“You,” he said. “I wanted you to keep touching me. I wanted to touch you back. I wanted...” He shook his head, as if trying to clear it. “But I can’t.”
“Why not?” I asked, shifting slightly closer on the rock. Not close enough to crowd him, but near enough that I could feel the warmth radiating from his body.
“Because I don’t know how to be this person,” he said, his voice breaking slightly. “I spent thirty-two years pretending to be someone else. I was married, Alex. I had a wife who loved me, and I destroyed her life because I was too much of a coward to admit what I was.”
The pieces began falling into place. The sadness, the isolation,the way he pulled back just when things started to heat up between us.
“You’re gay,” I said, not a question but a gentle statement of fact.
He nodded, still not looking at me. “Took me long enough to figure it out. Or to admit it, anyway. I think part of me always knew, but it was easier to just... not deal with it.”
“What happened with your wife?”
“Her name is Ali,” he said, his voice thick with regret. “Alison. We met in law school, got married right after graduation. She is beautiful and smart and kind, and she deserved so much better than what I gave her. What I forced her to endure.”
“What did you force her to endure?” I asked softly, my heart aching for the pain I could hear in his voice.
He was quiet for a long moment, his fingers picking at the grass beside the rock. “Years of feeling like she wasn’t enough. Like there was something wrong with her, something she couldn’t give me. I tried so hard to be the husband she deserved, but I couldn’t... I couldn’t want her the way she needed me to.”
The words hung heavy in the air between us. I wanted to reach for him, to offer some kind of comfort, but I sensed he needed to get this out.
“She knew,” he continued, his voice barely above a whisper. “Maybe not consciously, but she knew something was wrong. She’d try harder, dress up for me, suggest things in bed that I just...” He shook his head. “I made her feel like she was failing when the failure was all mine.”
“That’s not failure, Dustin,” I said gently. “That’s just being human.”
He finally looked at me then, those blue eyes bright with unshed tears. “Is it? Because it felt like I was living a lie every single day. Going through the motions of being a husband while fantasizing about men I’d never even spoken to. Coming home to her after seeing some guy on the subway and having to excuse myself to the bathroom because I was so wound up I couldn’t think straight.”
The raw honesty in his voice made my chest tight. I could see the shame he carried, the weight of years spent denying who he was.
“When did you tell her?” I asked.
“Two years ago. After I saw her crying in the kitchen one night because she thought I didn’t find her attractive anymore.” His voice cracked. “She was blaming herself for my inability to be what she needed, and I just... I couldn’t let her do that anymore. So, I told her everything.”
“How did she take it?”
“Better than I deserved,” he said with a bitter laugh. “She was hurt, obviously. Angry. But mostly she was relieved to finally understand why our marriage felt so... hollow.

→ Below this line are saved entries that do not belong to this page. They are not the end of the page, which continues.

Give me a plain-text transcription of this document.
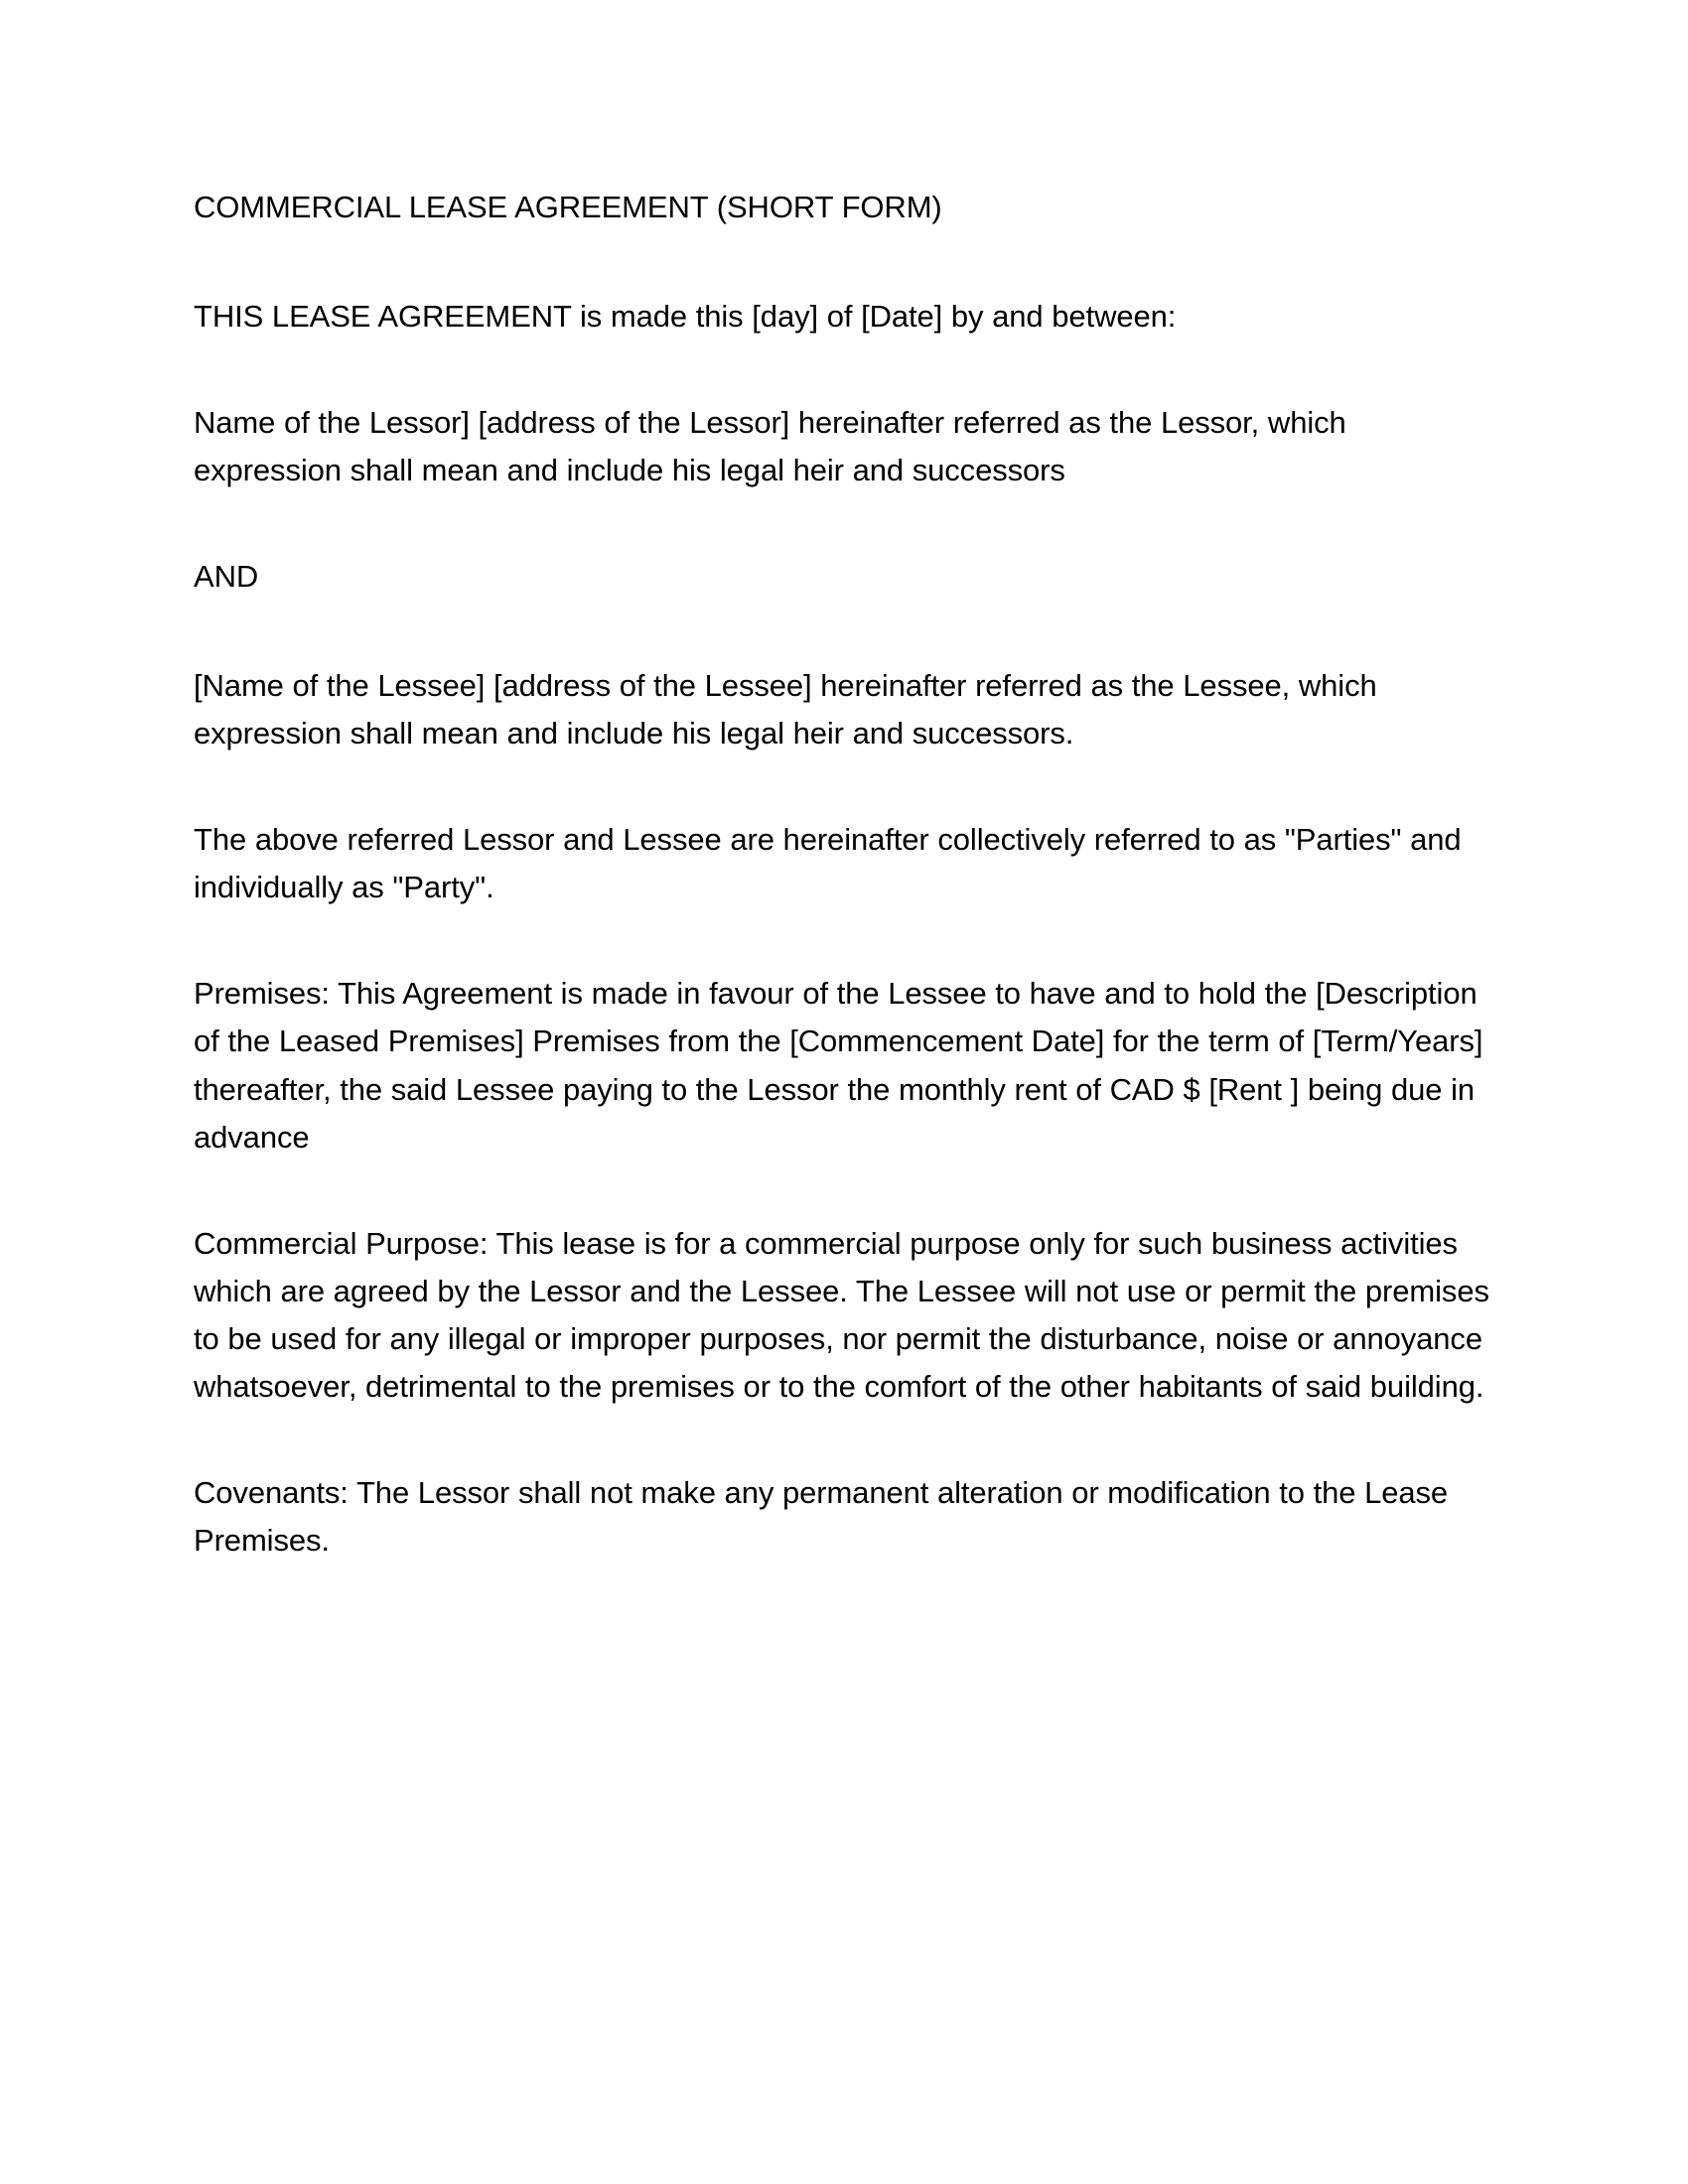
COMMERCIAL LEASE AGREEMENT (SHORT FORM)

THIS LEASE AGREEMENT is made this [day] of [Date] by and between:

Name of the Lessor] [address of the Lessor] hereinafter referred as the Lessor, which expression shall mean and include his legal heir and successors

AND

[Name of the Lessee] [address of the Lessee] hereinafter referred as the Lessee, which expression shall mean and include his legal heir and successors.

The above referred Lessor and Lessee are hereinafter collectively referred to as "Parties" and individually as "Party".

Premises: This Agreement is made in favour of the Lessee to have and to hold the [Description of the Leased Premises] Premises from the [Commencement Date] for the term of [Term/Years] thereafter, the said Lessee paying to the Lessor the monthly rent of CAD $ [Rent ] being due in advance

Commercial Purpose: This lease is for a commercial purpose only for such business activities which are agreed by the Lessor and the Lessee. The Lessee will not use or permit the premises to be used for any illegal or improper purposes, nor permit the disturbance, noise or annoyance whatsoever, detrimental to the premises or to the comfort of the other habitants of said building.

Covenants: The Lessor shall not make any permanent alteration or modification to the Lease Premises.
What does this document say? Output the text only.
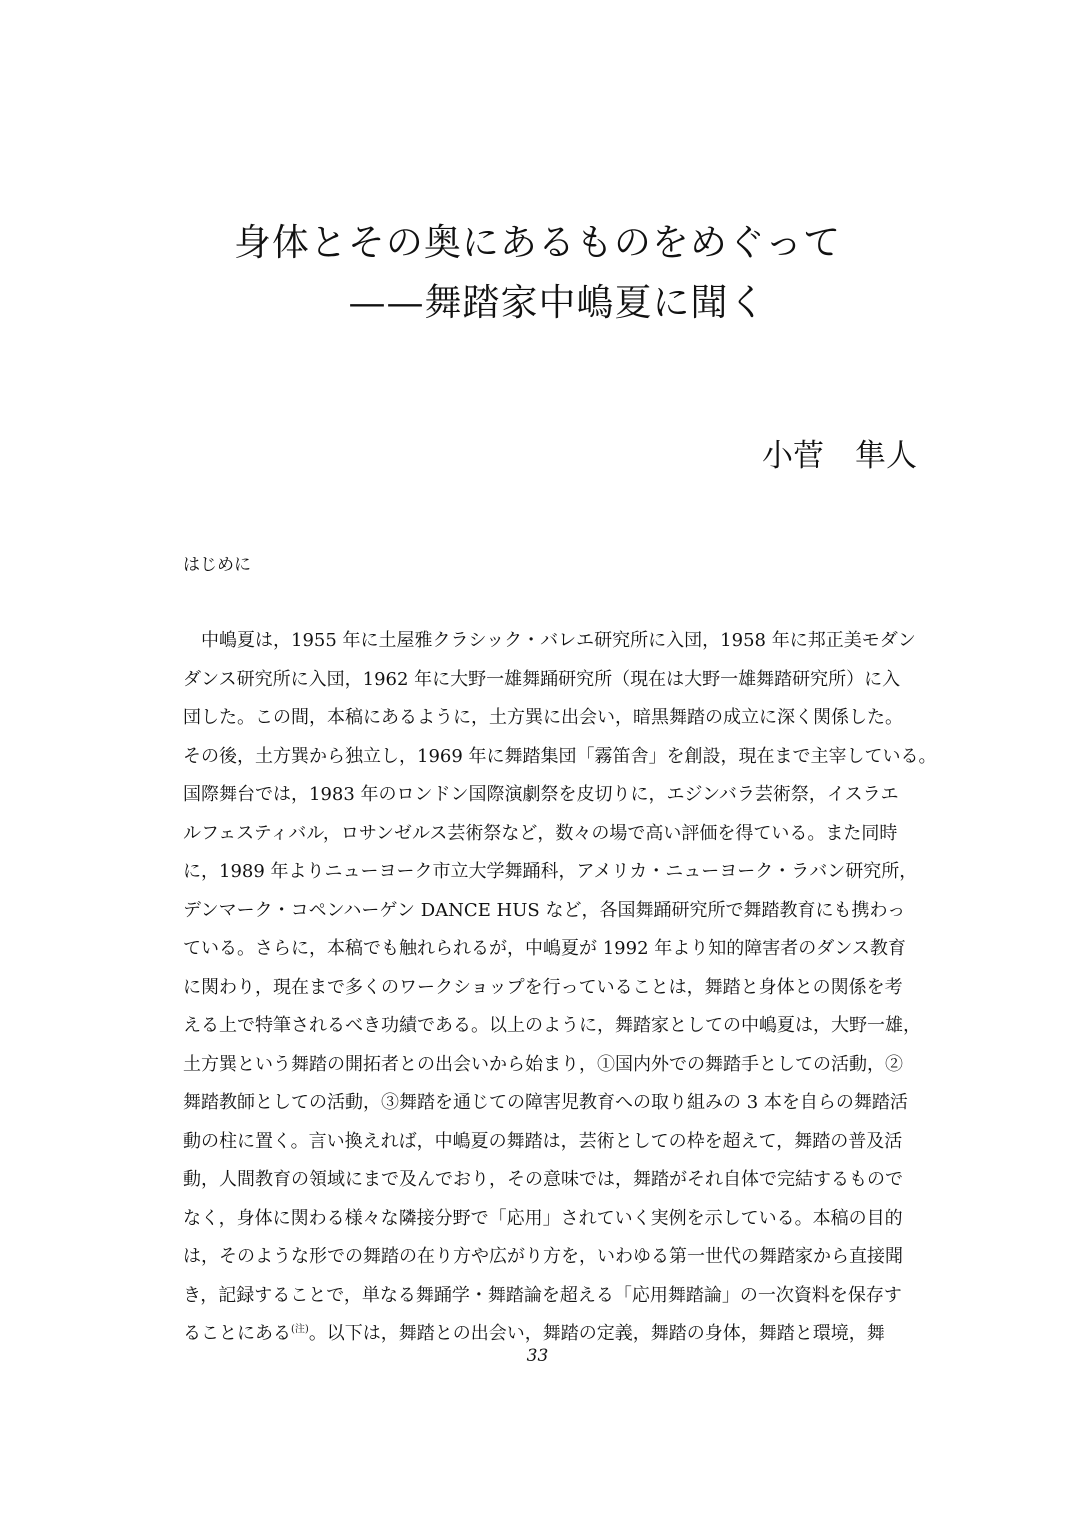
身体とその奥にあるものをめぐって
——舞踏家中嶋夏に聞く
小菅　隼人
はじめに
　中嶋夏は，1955 年に土屋雅クラシック・バレエ研究所に入団，1958 年に邦正美モダン
ダンス研究所に入団，1962 年に大野一雄舞踊研究所（現在は大野一雄舞踏研究所）に入
団した。この間，本稿にあるように，土方巽に出会い，暗黒舞踏の成立に深く関係した。
その後，土方巽から独立し，1969 年に舞踏集団「霧笛舎」を創設，現在まで主宰している。
国際舞台では，1983 年のロンドン国際演劇祭を皮切りに，エジンバラ芸術祭，イスラエ
ルフェスティバル，ロサンゼルス芸術祭など，数々の場で高い評価を得ている。また同時
に，1989 年よりニューヨーク市立大学舞踊科，アメリカ・ニューヨーク・ラバン研究所，
デンマーク・コペンハーゲン DANCE HUS など，各国舞踊研究所で舞踏教育にも携わっ
ている。さらに，本稿でも触れられるが，中嶋夏が 1992 年より知的障害者のダンス教育
に関わり，現在まで多くのワークショップを行っていることは，舞踏と身体との関係を考
える上で特筆されるべき功績である。以上のように，舞踏家としての中嶋夏は，大野一雄，
土方巽という舞踏の開拓者との出会いから始まり，①国内外での舞踏手としての活動，②
舞踏教師としての活動，③舞踏を通じての障害児教育への取り組みの 3 本を自らの舞踏活
動の柱に置く。言い換えれば，中嶋夏の舞踏は，芸術としての枠を超えて，舞踏の普及活
動，人間教育の領域にまで及んでおり，その意味では，舞踏がそれ自体で完結するもので
なく，身体に関わる様々な隣接分野で「応用」されていく実例を示している。本稿の目的
は，そのような形での舞踏の在り方や広がり方を，いわゆる第一世代の舞踏家から直接聞
き，記録することで，単なる舞踊学・舞踏論を超える「応用舞踏論」の一次資料を保存す
ることにある$^{(注)}$。以下は，舞踏との出会い，舞踏の定義，舞踏の身体，舞踏と環境，舞
33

She said she’d been wondering if there was someone else, and in a way, finding out I was gay was better than thinking I’d fallen in love with another woman.”
I nodded, understanding more than he probably realized. “The divorce was her idea?”
“Mine. She deserved a chance at real love, and I...” He trailed off, staring out at the dark water. “I deserved to stop pretending to be someone I wasn’t. But knowing that doesn’t make the guilt go away.”
“Is that why you came here? To escape the guilt?”
“Partly.” He pulled his knees closer to his chest. “I needed to get away from everything that reminded me of the life I’d built on a lie. The apartment, the job, the friends who all knew us as a couple. And I needed somewhere I could figure out who I actually was, not the lie I thought I was supposed to be.”
I watched as Dustin’s face softened in the moonlight, his profile sharp against the darkening sky. The creek gurgled beside us, a soothing backdrop to his confession.
“And have you?” I asked, voice barely above a whisper. “Figured out who you are?”
He turned to me, a sad smile playing at his lips. “Not entirely. But I know I’m not the man I pretended to be all those years.” He ran a hand through his hair, the motion endearingly nervous. “I know Ilike it here, away from the noise and expectations. I know I don’t miss corporate law. And I know...” he paused, swallowing hard, “I know I’m attracted to men. To you.”
The admission hung between us, fragile as a soap bubble. I wanted to reach for him, to pull him close, but I sensed he wasn’t finished.
“That’s why I ran the other night,” he continued. “Because feeling that attraction and actually acting on it… that makes it real in a way I haven’t been ready for.”
“And now?” I asked, heart hammering against my ribs.
“Now I’m terrified,” he admitted with a soft laugh. “But I’m tired of running from what I want.”